Eine einfache Faustregel lautet: Verwenden Sie mehrere Farben dort, wo die Farbe Informationen vermittelt, die Orientierung erleichtert oder aus einem gewöhnlichen Teil ein fertiges Geschenk macht. Wenn es nur um eine Dekoration auf einer Fläche geht, reicht oft ein Farbwechsel zwischen den Schichten. Wenn sich die Farben in jeder Schicht und auf mehreren Seiten abwechseln, ist ein automatisches System sinnvoller.

Schilder gehören zu den besten Einstiegen für AMS-Modelle und Prusa MMU. Text, Piktogramm und Hintergrund sind klar voneinander getrennt, sodass der Farbdruck einen praktischen Nutzen hat. Sie eignen sich zur Kennzeichnung von Räumen, Regalen, Filamentboxen, Schubladen mit Düsen oder personalisierten Geschenkanhängern.
Achten Sie bei Schildern auf die Konstruktion des Modells. Das sauberste Ergebnis entsteht meist, wenn der Text leicht erhaben ist und die letzten Schichten in einer anderen Farbe gedruckt werden. Ein solches Modell schafft auch ein gewöhnlicher Drucker mit manueller Pause zum Filamentwechsel. AMS oder MMU nutzen Sie vor allem bei Schildern mit mehreren Symbolen, Rahmen und kontrastierendem Text auf derselben Höhe.
Praktischer Tipp: Kombinieren Sie für eine gute Lesbarkeit einen dunklen Hintergrund mit hellem Text oder umgekehrt. Übertreiben Sie bei kleinen Buchstaben nicht mit der Anzahl der Farben. Ein starker Kontrast ist besser als vier Farben, die auf einer kleinen Beschriftung ineinanderlaufen.

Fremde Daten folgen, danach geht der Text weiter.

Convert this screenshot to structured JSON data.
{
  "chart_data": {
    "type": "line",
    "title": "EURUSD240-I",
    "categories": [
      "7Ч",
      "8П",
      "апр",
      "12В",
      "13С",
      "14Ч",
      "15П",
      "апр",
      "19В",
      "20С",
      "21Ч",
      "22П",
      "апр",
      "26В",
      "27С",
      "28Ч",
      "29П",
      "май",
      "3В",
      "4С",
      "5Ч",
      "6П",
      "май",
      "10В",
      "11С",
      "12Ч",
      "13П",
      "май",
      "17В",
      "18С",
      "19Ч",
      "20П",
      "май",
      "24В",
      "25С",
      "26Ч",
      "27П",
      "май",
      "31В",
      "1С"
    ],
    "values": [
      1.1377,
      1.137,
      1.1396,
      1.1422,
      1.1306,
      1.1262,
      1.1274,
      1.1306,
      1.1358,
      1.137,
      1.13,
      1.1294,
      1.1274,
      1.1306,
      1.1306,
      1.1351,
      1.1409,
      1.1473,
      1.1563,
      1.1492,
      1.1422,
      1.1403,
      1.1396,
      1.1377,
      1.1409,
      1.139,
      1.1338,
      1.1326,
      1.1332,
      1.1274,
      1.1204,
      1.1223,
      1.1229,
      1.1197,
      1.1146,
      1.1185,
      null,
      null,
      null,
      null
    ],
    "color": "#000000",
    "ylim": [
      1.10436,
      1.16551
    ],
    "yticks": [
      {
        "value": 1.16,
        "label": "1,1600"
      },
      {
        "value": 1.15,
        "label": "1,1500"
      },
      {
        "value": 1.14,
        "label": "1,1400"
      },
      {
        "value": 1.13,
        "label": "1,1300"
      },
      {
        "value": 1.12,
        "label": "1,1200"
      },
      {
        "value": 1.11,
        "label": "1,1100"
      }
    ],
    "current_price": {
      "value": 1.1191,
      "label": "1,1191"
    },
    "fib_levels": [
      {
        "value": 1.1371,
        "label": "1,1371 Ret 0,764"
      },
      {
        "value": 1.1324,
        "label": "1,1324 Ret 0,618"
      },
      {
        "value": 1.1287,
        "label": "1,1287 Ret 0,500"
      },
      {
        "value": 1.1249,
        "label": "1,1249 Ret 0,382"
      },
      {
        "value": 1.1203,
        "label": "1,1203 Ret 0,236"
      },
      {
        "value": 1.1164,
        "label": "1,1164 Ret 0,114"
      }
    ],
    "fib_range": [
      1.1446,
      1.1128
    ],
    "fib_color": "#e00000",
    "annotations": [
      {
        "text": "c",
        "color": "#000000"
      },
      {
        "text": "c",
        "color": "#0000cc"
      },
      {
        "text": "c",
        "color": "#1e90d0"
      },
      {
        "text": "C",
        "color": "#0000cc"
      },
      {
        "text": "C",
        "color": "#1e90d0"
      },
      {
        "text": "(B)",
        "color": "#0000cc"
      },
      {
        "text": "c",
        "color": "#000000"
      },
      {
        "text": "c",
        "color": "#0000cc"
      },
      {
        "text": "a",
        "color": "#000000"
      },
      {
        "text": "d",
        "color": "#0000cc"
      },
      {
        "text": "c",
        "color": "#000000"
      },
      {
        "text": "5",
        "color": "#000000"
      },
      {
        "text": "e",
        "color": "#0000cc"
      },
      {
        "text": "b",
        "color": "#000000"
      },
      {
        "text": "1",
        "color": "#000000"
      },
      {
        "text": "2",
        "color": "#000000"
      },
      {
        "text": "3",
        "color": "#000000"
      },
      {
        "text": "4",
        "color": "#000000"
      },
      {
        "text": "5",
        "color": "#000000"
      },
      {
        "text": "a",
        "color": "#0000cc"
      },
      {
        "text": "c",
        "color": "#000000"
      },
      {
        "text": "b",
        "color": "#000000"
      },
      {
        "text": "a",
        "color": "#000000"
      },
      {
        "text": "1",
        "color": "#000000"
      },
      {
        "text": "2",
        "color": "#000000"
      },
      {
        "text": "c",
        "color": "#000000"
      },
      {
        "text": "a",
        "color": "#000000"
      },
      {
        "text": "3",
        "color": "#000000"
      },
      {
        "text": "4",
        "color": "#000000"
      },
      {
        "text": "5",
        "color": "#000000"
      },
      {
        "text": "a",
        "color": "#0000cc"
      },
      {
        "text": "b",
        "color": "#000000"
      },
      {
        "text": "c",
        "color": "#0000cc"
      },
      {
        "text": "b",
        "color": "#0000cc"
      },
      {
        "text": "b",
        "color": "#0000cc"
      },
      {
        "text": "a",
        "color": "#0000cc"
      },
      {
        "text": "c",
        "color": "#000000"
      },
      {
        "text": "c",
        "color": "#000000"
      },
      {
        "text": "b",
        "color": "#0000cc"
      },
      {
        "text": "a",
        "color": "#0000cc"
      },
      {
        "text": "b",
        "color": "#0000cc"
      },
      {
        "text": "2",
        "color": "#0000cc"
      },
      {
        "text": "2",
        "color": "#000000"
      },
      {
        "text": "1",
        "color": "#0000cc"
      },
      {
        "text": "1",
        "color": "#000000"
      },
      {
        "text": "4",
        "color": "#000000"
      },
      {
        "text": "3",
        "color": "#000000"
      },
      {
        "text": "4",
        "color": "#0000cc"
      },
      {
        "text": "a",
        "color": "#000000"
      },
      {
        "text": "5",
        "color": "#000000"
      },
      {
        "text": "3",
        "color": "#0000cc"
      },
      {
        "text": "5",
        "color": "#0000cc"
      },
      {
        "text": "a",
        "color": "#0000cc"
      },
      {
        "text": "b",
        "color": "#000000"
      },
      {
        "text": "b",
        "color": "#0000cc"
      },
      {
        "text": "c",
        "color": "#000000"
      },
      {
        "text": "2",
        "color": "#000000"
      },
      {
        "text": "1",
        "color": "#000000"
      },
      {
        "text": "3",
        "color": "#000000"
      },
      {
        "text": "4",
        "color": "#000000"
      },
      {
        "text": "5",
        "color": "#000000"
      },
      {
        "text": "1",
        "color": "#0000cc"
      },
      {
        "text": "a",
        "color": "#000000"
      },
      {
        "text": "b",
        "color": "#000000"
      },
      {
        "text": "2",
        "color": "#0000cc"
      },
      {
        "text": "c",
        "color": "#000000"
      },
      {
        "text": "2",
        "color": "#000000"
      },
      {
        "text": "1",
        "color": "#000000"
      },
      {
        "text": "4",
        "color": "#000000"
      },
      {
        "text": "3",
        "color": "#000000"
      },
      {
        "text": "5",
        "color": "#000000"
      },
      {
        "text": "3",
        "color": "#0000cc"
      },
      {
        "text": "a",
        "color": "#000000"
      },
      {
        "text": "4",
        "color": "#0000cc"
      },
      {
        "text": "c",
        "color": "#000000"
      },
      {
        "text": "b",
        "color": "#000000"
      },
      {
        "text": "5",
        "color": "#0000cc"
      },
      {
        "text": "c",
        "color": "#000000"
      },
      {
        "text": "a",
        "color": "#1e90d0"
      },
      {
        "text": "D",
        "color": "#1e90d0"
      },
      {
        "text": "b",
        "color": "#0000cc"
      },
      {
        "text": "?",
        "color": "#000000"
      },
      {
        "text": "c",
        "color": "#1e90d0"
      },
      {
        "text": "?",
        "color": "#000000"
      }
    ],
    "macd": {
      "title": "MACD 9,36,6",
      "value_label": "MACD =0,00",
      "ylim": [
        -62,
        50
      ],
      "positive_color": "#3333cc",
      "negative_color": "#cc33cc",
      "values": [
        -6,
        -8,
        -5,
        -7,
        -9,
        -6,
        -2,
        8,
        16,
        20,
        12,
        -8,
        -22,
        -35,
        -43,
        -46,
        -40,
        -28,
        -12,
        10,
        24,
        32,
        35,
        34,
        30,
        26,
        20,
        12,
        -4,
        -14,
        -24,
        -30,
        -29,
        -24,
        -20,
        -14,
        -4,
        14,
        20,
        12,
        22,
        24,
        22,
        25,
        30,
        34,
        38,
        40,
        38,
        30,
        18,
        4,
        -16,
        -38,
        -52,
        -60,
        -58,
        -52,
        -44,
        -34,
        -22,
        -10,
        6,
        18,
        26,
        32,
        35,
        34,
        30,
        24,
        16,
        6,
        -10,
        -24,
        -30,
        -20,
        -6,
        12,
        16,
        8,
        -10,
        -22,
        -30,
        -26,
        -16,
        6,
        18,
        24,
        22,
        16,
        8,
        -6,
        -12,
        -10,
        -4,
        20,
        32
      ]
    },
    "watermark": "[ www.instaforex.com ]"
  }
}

Farbige Etiketten sind überall sinnvoll, wo Sie Kategorien schnell unterscheiden müssen. Rot kann Ersatzteile kennzeichnen, Blau Elektronik, Gelb Serviceartikel und Grün fertige Aufträge. In einem E-Shop, einer Werkstatt oder einem Arbeitszimmer beschleunigt das die Suche stärker als eine dekorative Figur.
Für diese Modelle benötigen Sie normalerweise keinen komplexen mehrfarbigen Druck über die gesamte Höhe. Entwerfen Sie die Basis in einer Farbe und lassen Sie Text und Symbole als obere Schichten erscheinen. Stellen Sie im Slicer einen Farbwechsel in der entsprechenden Schicht ein oder bemalen Sie nur die oberen Flächen. Dadurch sparen Sie Zeit und Filament.
Wenn Sie viele Etiketten gleichzeitig drucken, verteilen Sie sie als Serie auf dem Druckbett. Der Abfall durch Farbwechsel verteilt sich dann auf mehrere Stücke, und ein farbiger Druck wird wirtschaftlich sinnvoller.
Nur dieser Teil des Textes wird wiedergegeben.